Hoping legacy is honored
Even though it has landmark status, the house can still be acquired for use as a private residence. Should someone purchase it to be their home, Mandelman told the B.A.R. he hoped they would honor its legacy as an important LGBTQ historic site.

"I think you have to do it with the clarity and a lot of care to preserving the historic integrity of the property. Maybe there will be someone for whom owning the Lyon-Martin House and being able to be the steward of that will be exciting," said Mandelman. "A great outcome would be for it to be a museum or some nonprofit-owned resource. If a private owner wants to own it and use it in a way consistent with its landmark status, I think it is a very good next best option."

The Mckeowns have not responded to the B.A.R.'s request for comment about what their plans are in regard to the Lyon-Martin House. Earlier this year, they received permission from the city's planning department to build a four-story single family dwelling over a garage with a basement that will have 649 Duncan Street as its address.

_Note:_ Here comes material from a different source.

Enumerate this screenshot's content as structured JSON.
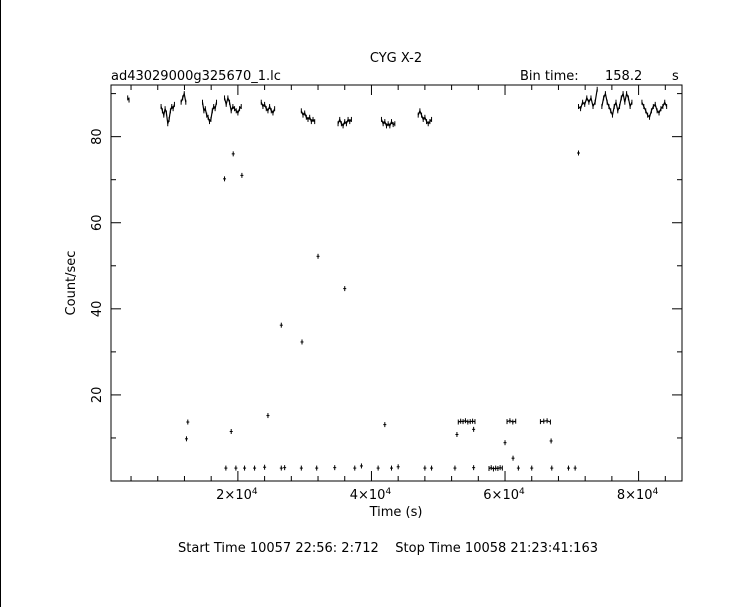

"No further environmental review is required," wrote senior environmental planner Don Lewis in his determination dated January 17 that the project was exempt under the state's California Environmental Quality Act. "There are no unusual circumstances that would result in a reasonable possibility of a significant effect ... Building permit approved."

To date, no work has been done at the property. A visit to the site October 19 found the yard overgrowing with vegetation and no indication that any construction would soon commence.

"Without the funds to acquire the property, and the longer the landmark is allowed to decay, the future of the Lyon-Martin House is uncertain," Watson told the B.A.R. in a follow-up conversation October 19.